Le dupilumab (anti-IL4/13 Ak) s’est révélé efficace chez tous les patients qui l’ont reçu pendant 52 semaines, les études correspondantes portant sur des patients spécifiquement sélectionnés [7].
Mettre en œuvre des approches translationnelles dans la pratique clinique quotidienne
Le système de scoring JESREC est une méthode rigoureuse de mesure des caractéristiques de la maladie chez un patient donné, sur la base de laquelle des propositions de traitement peuvent être élaborées, avec des résultats différents en fonction de la gravité de la maladie. En Europe, il existe un système plus indirect, EUFOREA, qui permet de déterminer si un patient est atteint ou non d’une SRC avec une inflammation de type 2 ; si des polypes sont présents, il s’agit presque toujours d’un type 2.
Le professeur Gevaert a expliqué que l’examen des tissus nasaux est l’étalon-or pour la prise en charge du SRC. Alternativement, le prélèvement de sécrétions nasales peut être envisagé, bien que ces options ne soient pas actuellement disponibles commercialement sur le marché. Actuellement, l’approche suivante, basée sur des critères, constitue donc la base de la pratique clinique quotidienne : mesure des éosinophiles dans le sang ; asthme vs. absence d’asthme ; polypes vs. absence de polypes et, pour les cliniciens sans endoscope, perte d’odorat vs. absence de perte d’odorat.
Chez les patients traités par des médicaments biologiques, il y a des personnes qui combinent des réactions de type 1, 2 et 3 (Fig. 1) , tant chez les répondeurs que chez les non-répondeurs. Ces patients sont les plus difficiles à traiter : sans évaluation détaillée, l’approche adéquate peut rester un jeu de devinettes.

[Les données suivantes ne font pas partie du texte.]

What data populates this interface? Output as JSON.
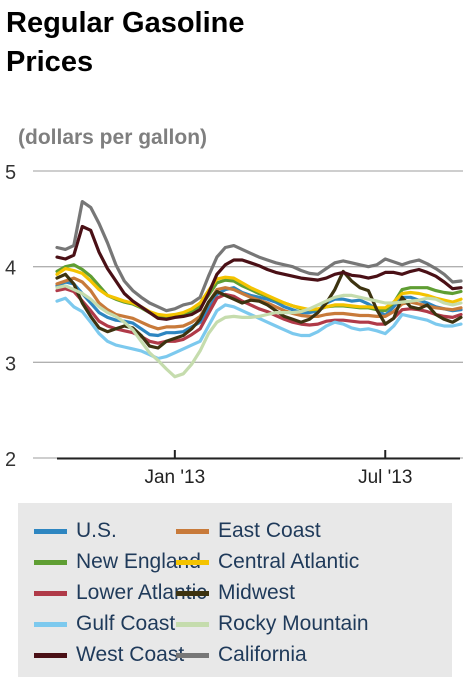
{
  "chart_data": {
    "type": "line",
    "title": [
      "Regular Gasoline",
      "Prices"
    ],
    "subtitle": "(dollars per gallon)",
    "ylim": [
      2,
      5
    ],
    "yticks": [
      2,
      3,
      4,
      5
    ],
    "xlim": [
      "2012-10-01",
      "2013-09-02"
    ],
    "xticks": [
      {
        "date": "2013-01-07",
        "label": "Jan '13"
      },
      {
        "date": "2013-07-01",
        "label": "Jul '13"
      }
    ],
    "grid": true,
    "legend_position": "bottom",
    "x": [
      "2012-10-01",
      "2012-10-08",
      "2012-10-15",
      "2012-10-22",
      "2012-10-29",
      "2012-11-05",
      "2012-11-12",
      "2012-11-19",
      "2012-11-26",
      "2012-12-03",
      "2012-12-10",
      "2012-12-17",
      "2012-12-24",
      "2012-12-31",
      "2013-01-07",
      "2013-01-14",
      "2013-01-21",
      "2013-01-28",
      "2013-02-04",
      "2013-02-11",
      "2013-02-18",
      "2013-02-25",
      "2013-03-04",
      "2013-03-11",
      "2013-03-18",
      "2013-03-25",
      "2013-04-01",
      "2013-04-08",
      "2013-04-15",
      "2013-04-22",
      "2013-04-29",
      "2013-05-06",
      "2013-05-13",
      "2013-05-20",
      "2013-05-27",
      "2013-06-03",
      "2013-06-10",
      "2013-06-17",
      "2013-06-24",
      "2013-07-01",
      "2013-07-08",
      "2013-07-15",
      "2013-07-22",
      "2013-07-29",
      "2013-08-05",
      "2013-08-12",
      "2013-08-19",
      "2013-08-26",
      "2013-09-02"
    ],
    "series": [
      {
        "name": "U.S.",
        "color": "#2e86c1",
        "values": [
          3.8,
          3.84,
          3.82,
          3.72,
          3.62,
          3.52,
          3.47,
          3.44,
          3.43,
          3.41,
          3.35,
          3.29,
          3.28,
          3.31,
          3.31,
          3.32,
          3.37,
          3.42,
          3.57,
          3.71,
          3.76,
          3.78,
          3.73,
          3.7,
          3.68,
          3.66,
          3.63,
          3.58,
          3.55,
          3.52,
          3.52,
          3.54,
          3.62,
          3.66,
          3.66,
          3.64,
          3.65,
          3.61,
          3.55,
          3.49,
          3.58,
          3.68,
          3.68,
          3.65,
          3.62,
          3.58,
          3.56,
          3.54,
          3.55
        ]
      },
      {
        "name": "East Coast",
        "color": "#c87a3a",
        "values": [
          3.82,
          3.85,
          3.88,
          3.84,
          3.75,
          3.62,
          3.55,
          3.5,
          3.48,
          3.46,
          3.42,
          3.38,
          3.35,
          3.37,
          3.37,
          3.38,
          3.42,
          3.48,
          3.62,
          3.76,
          3.78,
          3.76,
          3.72,
          3.68,
          3.65,
          3.62,
          3.58,
          3.54,
          3.51,
          3.49,
          3.48,
          3.48,
          3.5,
          3.51,
          3.51,
          3.5,
          3.49,
          3.49,
          3.48,
          3.48,
          3.53,
          3.61,
          3.63,
          3.61,
          3.59,
          3.57,
          3.56,
          3.55,
          3.57
        ]
      },
      {
        "name": "New England",
        "color": "#5f9e33",
        "values": [
          3.95,
          4.0,
          4.02,
          3.97,
          3.9,
          3.8,
          3.7,
          3.66,
          3.63,
          3.61,
          3.57,
          3.52,
          3.49,
          3.48,
          3.48,
          3.5,
          3.53,
          3.58,
          3.7,
          3.83,
          3.86,
          3.85,
          3.8,
          3.76,
          3.72,
          3.69,
          3.65,
          3.62,
          3.59,
          3.56,
          3.55,
          3.55,
          3.58,
          3.59,
          3.59,
          3.58,
          3.57,
          3.57,
          3.55,
          3.54,
          3.62,
          3.76,
          3.78,
          3.78,
          3.78,
          3.75,
          3.73,
          3.72,
          3.74
        ]
      },
      {
        "name": "Central Atlantic",
        "color": "#f4c300",
        "values": [
          3.92,
          3.98,
          3.96,
          3.93,
          3.85,
          3.76,
          3.7,
          3.67,
          3.64,
          3.62,
          3.58,
          3.53,
          3.5,
          3.49,
          3.5,
          3.52,
          3.56,
          3.62,
          3.75,
          3.87,
          3.89,
          3.88,
          3.83,
          3.78,
          3.74,
          3.7,
          3.66,
          3.62,
          3.59,
          3.57,
          3.55,
          3.56,
          3.58,
          3.6,
          3.6,
          3.59,
          3.58,
          3.58,
          3.57,
          3.57,
          3.63,
          3.72,
          3.73,
          3.72,
          3.7,
          3.67,
          3.65,
          3.63,
          3.66
        ]
      },
      {
        "name": "Lower Atlantic",
        "color": "#b03a48",
        "values": [
          3.75,
          3.77,
          3.74,
          3.64,
          3.54,
          3.43,
          3.38,
          3.35,
          3.33,
          3.31,
          3.27,
          3.22,
          3.2,
          3.22,
          3.22,
          3.24,
          3.29,
          3.35,
          3.51,
          3.67,
          3.71,
          3.69,
          3.64,
          3.6,
          3.56,
          3.53,
          3.49,
          3.45,
          3.42,
          3.4,
          3.39,
          3.4,
          3.43,
          3.44,
          3.44,
          3.43,
          3.42,
          3.42,
          3.4,
          3.4,
          3.46,
          3.55,
          3.56,
          3.55,
          3.53,
          3.5,
          3.48,
          3.47,
          3.5
        ]
      },
      {
        "name": "Midwest",
        "color": "#3d3310",
        "values": [
          3.88,
          3.92,
          3.82,
          3.62,
          3.48,
          3.36,
          3.32,
          3.35,
          3.38,
          3.36,
          3.28,
          3.17,
          3.15,
          3.22,
          3.25,
          3.28,
          3.35,
          3.45,
          3.63,
          3.74,
          3.7,
          3.66,
          3.62,
          3.65,
          3.64,
          3.6,
          3.54,
          3.48,
          3.45,
          3.42,
          3.45,
          3.52,
          3.62,
          3.76,
          3.95,
          3.85,
          3.78,
          3.75,
          3.55,
          3.4,
          3.46,
          3.68,
          3.58,
          3.56,
          3.6,
          3.5,
          3.45,
          3.42,
          3.47
        ]
      },
      {
        "name": "Gulf Coast",
        "color": "#7cc9ee",
        "values": [
          3.64,
          3.67,
          3.58,
          3.53,
          3.42,
          3.3,
          3.22,
          3.18,
          3.16,
          3.14,
          3.12,
          3.08,
          3.04,
          3.06,
          3.1,
          3.14,
          3.18,
          3.22,
          3.38,
          3.54,
          3.6,
          3.58,
          3.54,
          3.5,
          3.46,
          3.42,
          3.38,
          3.34,
          3.3,
          3.28,
          3.28,
          3.32,
          3.38,
          3.42,
          3.4,
          3.36,
          3.34,
          3.35,
          3.33,
          3.3,
          3.38,
          3.5,
          3.48,
          3.46,
          3.44,
          3.4,
          3.38,
          3.38,
          3.4
        ]
      },
      {
        "name": "Rocky Mountain",
        "color": "#c5dcad",
        "values": [
          3.78,
          3.8,
          3.76,
          3.72,
          3.66,
          3.58,
          3.52,
          3.48,
          3.42,
          3.34,
          3.22,
          3.1,
          3.02,
          2.93,
          2.85,
          2.88,
          2.98,
          3.12,
          3.3,
          3.42,
          3.47,
          3.48,
          3.47,
          3.47,
          3.48,
          3.5,
          3.52,
          3.52,
          3.52,
          3.53,
          3.56,
          3.6,
          3.64,
          3.68,
          3.7,
          3.7,
          3.68,
          3.66,
          3.64,
          3.62,
          3.62,
          3.63,
          3.64,
          3.65,
          3.67,
          3.66,
          3.62,
          3.6,
          3.62
        ]
      },
      {
        "name": "West Coast",
        "color": "#4a1016",
        "values": [
          4.1,
          4.08,
          4.12,
          4.42,
          4.38,
          4.15,
          3.98,
          3.85,
          3.72,
          3.64,
          3.58,
          3.52,
          3.46,
          3.45,
          3.47,
          3.48,
          3.5,
          3.55,
          3.72,
          3.92,
          4.02,
          4.07,
          4.07,
          4.04,
          4.01,
          3.97,
          3.94,
          3.92,
          3.9,
          3.88,
          3.87,
          3.86,
          3.88,
          3.92,
          3.94,
          3.91,
          3.9,
          3.88,
          3.9,
          3.94,
          3.94,
          3.92,
          3.95,
          3.97,
          3.94,
          3.9,
          3.84,
          3.77,
          3.78
        ]
      },
      {
        "name": "California",
        "color": "#777777",
        "values": [
          4.2,
          4.18,
          4.22,
          4.68,
          4.62,
          4.45,
          4.25,
          4.02,
          3.85,
          3.75,
          3.68,
          3.62,
          3.58,
          3.54,
          3.56,
          3.6,
          3.62,
          3.68,
          3.9,
          4.1,
          4.2,
          4.22,
          4.18,
          4.14,
          4.1,
          4.07,
          4.04,
          4.02,
          4.0,
          3.96,
          3.93,
          3.92,
          3.98,
          4.04,
          4.06,
          4.04,
          4.02,
          4.0,
          4.02,
          4.08,
          4.05,
          4.02,
          4.05,
          4.07,
          4.03,
          3.98,
          3.92,
          3.84,
          3.85
        ]
      }
    ]
  }
}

En ce qui concerne le suivi postopératoire, une cure de 8 semaines de doxycycline améliore la cicatrisation et régule à la fois l’inflammation des éosinophiles et des neutrophiles, en particulier chez les patients de type 2. La doxycycline est peu coûteuse et s’est avérée être une mesure thérapeutique de soutien efficace, en particulier pour cette population de patients atteints de SRC.
Littérature :
- Van Zele T, et al.: Differentiation of chronic sinus diseases by measurement of inflammatory mediators. Allergy 2006; 61(11): 1280–1289.
- Tomassen P, et al.: Inflammatory endotypes of chronic rhinosinusitis based on cluster analysis of biomarkers. J Allergy Clin Immunol 2016; 137(5): 1449–1456.e4.
- Wang X, et al.: Diversity of TH cytokine profiles in patients with chronic rhinosinusitis: A multicenter study in Europe, Asia, and Oceania. J Allergy Clin Immunol 2016; 138(5): 1344–1353.
- Calus L, et al.: Twelve-year follow-up study after endoscopic sinus surgery in patients with chronic rhinosinusitis with nasal polyposis. Clin Transl Allergy 2019; 9: 30.
- Han JK, et al.; SYNAPSE study investigators. Mepolizumab for chronic rhinosinusitis with nasal polyps (SYNAPSE): a randomised, double-blind, placebo-controlled, phase 3 trial. Lancet Respir Med 2021; 9(10): 1141–1153.
- Bachert C, et al.: Efficacy and safety of benralizumab in chronic rhinosinusitis with nasal polyps: A randomized, placebo-controlled trial. J Allergy Clin Immunol 2022; 149(4): 1309–1317.e12.
- Mullol J, et al.: Olfactory Outcomes With Dupilumab in Chronic Rhinosinusitis With Nasal Polyps. J Allergy Clin Immunol Pract 2022; 10(4): 1086–1095.e5.
- «Endotyping chronic rhinosinusitis for a better treatment approach», Prof. Dr. Philippe Gevaert (MD, PhD), EEACI Annual Meeting, 09.–11.06.2023.
- Cao PP, et al.: Pathophysiologic mechanisms of chronic rhinosinusitis and their roles in emerging disease endotypes. Ann Allergy Asthma Immunol 2019; 122(1): 33–40.
- Fokkens WJ, et al.: European Position Paper on Rhinosinusitis and Nasal Polyps 2020. Rhinology. 2020; 58(Suppl S29): 1–464, www.rhinologyjournal.com, (dernière consultation 11.09.2023).